When viewed at about six feet, brushstroke technique balances with overall composition. Closer viewing is needed to appreciate calligraphy, subtle details and seals.

A masterful hanging scroll at the Minneapolis Institute of Arts, Mori Tetsuzan’s (1775-1841) Stag, was painted circa 1815. Subtle blacks, grays, and sepias achieve dramatic effect. Sharp horns and hoofs counterpoint fur.

The stag stands facing away from viewer in contrapposto. With the prominent serpentine shaping of his back veering leftward, his head arches sharply toward the right. Eyes alert, he seems wary. His uphill stance overlooks a vast open space where soon he may run.

Lines and wash achieve the deer’s nature, his mood, his spirit. From quick to long and deliberate, a mixture of strokes reveals the stag’s ambivalence. Strokes with ample wet ink end with a dry narrow line – starting black and ending gray. Quick strokes portray fur; drops of color, the eyes. Light ambient washes create the body. Time adds wrinkles upon the paper which help to depict the landscape. The deer is a traditional Japanese symbol of longevity, (perhaps with surer expectations than in Minnesota.)

The painting is mounted on a gold brocade of silk. All surrounded by a repeated pattern of tree of life, the top and bottom have a cloud-like pattern which is repeated on the straps. Above, the mount has a vine and flower pattern on sullen blue.

For the scroll’s endurance, a box is essential.

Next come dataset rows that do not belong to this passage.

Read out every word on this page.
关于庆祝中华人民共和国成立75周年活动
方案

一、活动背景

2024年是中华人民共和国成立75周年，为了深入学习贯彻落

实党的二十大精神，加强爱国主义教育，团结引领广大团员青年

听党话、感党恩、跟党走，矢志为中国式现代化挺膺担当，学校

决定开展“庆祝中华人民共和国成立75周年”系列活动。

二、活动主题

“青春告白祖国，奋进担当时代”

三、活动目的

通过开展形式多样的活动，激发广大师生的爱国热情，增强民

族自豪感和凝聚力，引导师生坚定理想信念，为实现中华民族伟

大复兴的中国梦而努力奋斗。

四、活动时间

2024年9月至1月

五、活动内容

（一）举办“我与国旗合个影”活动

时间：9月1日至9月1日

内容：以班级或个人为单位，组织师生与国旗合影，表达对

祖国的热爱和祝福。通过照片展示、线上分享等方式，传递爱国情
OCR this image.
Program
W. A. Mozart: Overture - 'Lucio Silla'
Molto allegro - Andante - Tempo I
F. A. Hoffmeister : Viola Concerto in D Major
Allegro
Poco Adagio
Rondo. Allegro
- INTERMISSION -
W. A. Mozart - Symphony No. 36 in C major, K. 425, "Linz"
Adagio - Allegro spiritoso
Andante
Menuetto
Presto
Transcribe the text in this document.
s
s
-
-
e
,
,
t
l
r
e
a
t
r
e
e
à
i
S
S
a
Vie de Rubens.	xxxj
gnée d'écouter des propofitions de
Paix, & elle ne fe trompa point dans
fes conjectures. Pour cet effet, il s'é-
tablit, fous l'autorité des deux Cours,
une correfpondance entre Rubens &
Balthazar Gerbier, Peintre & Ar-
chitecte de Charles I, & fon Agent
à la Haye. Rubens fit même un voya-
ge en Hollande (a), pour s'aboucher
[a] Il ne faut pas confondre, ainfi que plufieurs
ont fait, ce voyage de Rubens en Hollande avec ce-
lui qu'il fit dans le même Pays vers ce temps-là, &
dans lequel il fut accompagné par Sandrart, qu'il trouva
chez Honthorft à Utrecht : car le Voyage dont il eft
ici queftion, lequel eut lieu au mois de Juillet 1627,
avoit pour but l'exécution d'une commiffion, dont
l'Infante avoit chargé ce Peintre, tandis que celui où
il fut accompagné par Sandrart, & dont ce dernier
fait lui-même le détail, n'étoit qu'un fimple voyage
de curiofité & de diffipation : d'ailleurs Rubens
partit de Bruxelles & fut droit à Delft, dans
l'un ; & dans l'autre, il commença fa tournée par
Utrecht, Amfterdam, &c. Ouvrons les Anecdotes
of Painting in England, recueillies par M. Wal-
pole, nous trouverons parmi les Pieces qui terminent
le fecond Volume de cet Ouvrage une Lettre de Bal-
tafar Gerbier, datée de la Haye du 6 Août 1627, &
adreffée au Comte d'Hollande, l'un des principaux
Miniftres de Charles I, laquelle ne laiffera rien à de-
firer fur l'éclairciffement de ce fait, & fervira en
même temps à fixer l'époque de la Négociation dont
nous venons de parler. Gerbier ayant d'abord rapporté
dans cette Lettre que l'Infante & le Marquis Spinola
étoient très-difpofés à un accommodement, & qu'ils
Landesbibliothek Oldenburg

Made from acid-free cypress, it protects from puncture, from soiling, insects, and from the rollers’ weight (being supported from within). And the box will accommodate text and seals.

The sense of time within Japanese art is stretched. Like the written language, it conveys a sense of a continuous present time by combining a thing with action. Japanese characters are built upon the pictograph, often combining disparate elements to communicate action. For example, a character for “see” is represented by a stylized eye on legs, an action involving sustained movement over time. Viewing is a stretched process going from person to thing and back again.

Such art, sustained in experience, endures in memory. It calms the frenetic, and energizes the weary.

Now in March, peach and cherry blossoms!